Masters Leadership Program

GCBC shared that the 2026 Masters Leadership Class is officially underway. The cohort is exploring a central question: can the Mississippi Gulf Coast strengthen its economy by adopting a regional “Plan of Plans”? Participants are studying planning models used by cities and counties and using AI tools (including ChatGPT) to support research and collaboration. Over nine months, the class will engage stakeholders, benchmark model regions, develop policy recommendations, and produce a final white paper.

Executive Leadership Academy

Registration for the 2026 GCBC Executive Leadership Academy, offered in partnership with The University of Southern Mississippi, closes February 28.
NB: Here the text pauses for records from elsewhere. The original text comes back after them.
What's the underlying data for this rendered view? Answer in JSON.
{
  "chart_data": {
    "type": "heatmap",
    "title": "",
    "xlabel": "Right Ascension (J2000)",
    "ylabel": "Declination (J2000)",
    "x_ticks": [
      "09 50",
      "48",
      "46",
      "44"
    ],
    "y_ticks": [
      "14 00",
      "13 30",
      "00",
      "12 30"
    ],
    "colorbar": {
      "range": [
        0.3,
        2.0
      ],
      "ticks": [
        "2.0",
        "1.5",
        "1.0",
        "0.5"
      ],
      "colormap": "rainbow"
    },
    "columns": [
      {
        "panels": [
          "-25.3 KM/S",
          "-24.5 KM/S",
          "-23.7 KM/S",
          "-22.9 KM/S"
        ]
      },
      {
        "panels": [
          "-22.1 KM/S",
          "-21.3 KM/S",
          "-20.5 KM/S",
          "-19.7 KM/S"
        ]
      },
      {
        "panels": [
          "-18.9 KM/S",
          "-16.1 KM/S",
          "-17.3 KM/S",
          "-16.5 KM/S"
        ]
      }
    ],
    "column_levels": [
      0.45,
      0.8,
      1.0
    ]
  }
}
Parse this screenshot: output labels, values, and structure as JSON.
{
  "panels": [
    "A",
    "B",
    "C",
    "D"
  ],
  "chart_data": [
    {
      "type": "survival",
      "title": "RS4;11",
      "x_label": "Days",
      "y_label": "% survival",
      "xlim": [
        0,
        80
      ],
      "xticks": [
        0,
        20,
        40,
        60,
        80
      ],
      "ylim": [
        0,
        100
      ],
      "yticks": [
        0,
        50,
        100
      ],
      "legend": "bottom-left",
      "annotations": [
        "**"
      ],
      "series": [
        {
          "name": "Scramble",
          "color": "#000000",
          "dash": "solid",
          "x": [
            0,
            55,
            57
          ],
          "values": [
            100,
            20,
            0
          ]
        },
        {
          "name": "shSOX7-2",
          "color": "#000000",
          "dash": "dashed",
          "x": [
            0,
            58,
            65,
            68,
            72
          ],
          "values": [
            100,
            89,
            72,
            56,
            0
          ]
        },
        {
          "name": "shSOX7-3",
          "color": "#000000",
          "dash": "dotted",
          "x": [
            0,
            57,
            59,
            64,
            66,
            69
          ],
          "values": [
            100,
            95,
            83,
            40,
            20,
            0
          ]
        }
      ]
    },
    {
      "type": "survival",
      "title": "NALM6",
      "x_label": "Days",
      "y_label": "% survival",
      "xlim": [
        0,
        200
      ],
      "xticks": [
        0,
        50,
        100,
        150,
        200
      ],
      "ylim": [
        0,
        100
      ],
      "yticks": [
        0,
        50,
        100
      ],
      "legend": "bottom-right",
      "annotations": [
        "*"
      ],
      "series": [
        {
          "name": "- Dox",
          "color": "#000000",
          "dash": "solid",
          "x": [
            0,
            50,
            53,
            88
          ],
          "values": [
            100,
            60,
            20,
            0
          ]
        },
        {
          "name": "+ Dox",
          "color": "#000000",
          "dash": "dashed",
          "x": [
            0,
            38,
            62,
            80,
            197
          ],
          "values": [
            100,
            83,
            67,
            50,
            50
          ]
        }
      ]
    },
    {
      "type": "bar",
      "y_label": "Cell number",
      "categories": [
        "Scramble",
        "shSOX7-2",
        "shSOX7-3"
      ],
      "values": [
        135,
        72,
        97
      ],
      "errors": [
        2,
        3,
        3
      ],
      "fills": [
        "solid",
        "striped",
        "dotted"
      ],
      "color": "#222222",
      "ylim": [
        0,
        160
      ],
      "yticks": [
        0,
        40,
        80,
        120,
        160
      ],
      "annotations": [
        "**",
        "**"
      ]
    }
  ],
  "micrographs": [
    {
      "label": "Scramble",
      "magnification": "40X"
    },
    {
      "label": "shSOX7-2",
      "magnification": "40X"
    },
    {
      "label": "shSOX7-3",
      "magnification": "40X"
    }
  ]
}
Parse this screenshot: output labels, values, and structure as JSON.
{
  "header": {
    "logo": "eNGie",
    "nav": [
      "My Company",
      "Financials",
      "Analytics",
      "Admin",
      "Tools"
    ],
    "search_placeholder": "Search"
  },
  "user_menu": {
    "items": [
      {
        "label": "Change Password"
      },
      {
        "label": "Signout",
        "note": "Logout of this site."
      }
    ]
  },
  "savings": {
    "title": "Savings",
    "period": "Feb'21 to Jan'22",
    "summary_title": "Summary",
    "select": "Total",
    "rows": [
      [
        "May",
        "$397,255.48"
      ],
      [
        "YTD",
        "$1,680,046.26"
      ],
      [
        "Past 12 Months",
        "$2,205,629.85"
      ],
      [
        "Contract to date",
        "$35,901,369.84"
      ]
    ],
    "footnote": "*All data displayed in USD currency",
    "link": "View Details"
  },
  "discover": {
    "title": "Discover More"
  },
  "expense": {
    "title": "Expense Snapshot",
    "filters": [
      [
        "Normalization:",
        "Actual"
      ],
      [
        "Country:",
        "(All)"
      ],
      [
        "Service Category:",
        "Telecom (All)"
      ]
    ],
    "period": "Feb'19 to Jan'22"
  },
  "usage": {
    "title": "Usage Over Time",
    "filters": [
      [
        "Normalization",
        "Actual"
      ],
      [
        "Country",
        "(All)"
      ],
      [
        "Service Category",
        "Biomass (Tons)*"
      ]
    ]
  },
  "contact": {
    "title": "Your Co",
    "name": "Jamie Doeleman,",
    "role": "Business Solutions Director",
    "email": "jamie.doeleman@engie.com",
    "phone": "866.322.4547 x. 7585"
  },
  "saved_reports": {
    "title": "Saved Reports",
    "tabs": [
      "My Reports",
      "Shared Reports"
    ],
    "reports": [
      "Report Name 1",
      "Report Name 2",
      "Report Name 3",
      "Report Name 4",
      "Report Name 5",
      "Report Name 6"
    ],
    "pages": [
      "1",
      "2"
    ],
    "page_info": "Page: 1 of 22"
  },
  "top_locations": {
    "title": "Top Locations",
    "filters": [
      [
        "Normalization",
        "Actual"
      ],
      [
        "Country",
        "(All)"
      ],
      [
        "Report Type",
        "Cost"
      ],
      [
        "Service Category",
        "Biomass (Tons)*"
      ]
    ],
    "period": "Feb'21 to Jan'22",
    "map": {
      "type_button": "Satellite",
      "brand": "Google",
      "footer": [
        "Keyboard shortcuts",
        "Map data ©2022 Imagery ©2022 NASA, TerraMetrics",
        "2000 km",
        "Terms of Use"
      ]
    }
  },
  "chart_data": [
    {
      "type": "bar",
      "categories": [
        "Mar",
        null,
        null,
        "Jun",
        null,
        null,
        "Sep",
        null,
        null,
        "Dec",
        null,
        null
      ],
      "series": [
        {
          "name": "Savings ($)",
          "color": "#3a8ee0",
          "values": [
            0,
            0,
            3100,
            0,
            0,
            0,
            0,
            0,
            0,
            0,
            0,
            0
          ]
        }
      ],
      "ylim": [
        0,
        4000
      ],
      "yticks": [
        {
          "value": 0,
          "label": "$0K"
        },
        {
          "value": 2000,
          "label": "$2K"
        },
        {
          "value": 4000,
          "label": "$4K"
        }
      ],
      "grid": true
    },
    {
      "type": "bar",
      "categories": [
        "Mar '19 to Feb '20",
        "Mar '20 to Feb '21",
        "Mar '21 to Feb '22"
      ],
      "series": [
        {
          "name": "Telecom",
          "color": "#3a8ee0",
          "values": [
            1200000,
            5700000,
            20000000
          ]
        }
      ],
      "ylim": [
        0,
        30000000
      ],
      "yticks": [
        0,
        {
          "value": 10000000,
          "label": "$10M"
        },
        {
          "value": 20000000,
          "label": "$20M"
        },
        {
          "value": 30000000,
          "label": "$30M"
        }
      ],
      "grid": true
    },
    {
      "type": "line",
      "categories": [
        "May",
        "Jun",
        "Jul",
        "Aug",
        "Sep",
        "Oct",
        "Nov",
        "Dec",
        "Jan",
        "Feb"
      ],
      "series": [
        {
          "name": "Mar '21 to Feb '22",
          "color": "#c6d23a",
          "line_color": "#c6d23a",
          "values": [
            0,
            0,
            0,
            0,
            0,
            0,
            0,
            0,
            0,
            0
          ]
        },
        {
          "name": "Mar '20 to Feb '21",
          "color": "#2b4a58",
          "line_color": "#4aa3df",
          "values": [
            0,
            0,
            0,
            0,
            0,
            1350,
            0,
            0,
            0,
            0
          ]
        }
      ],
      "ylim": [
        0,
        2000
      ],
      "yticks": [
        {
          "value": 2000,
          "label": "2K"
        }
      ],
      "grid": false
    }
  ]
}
This year’s nine-month, in-person cohort focuses on executive-level AI governance and strategy, equipping senior leaders to guide responsible, AI-enabled transformation within their organizations.

Save the date: State of the Coast Symposium

Members were also asked to save the date for the State of the Coast Symposium on Thursday, May 21, from 8:00–10:00 a.m.

Closing note

The February meeting combined a statewide economic development snapshot with a direct conversation about what it will take for the Coast to compete for — and close — more of the large, high-impact opportunities in today’s market. Thank you to everyone who attended, asked questions, and contributed to a productive discussion.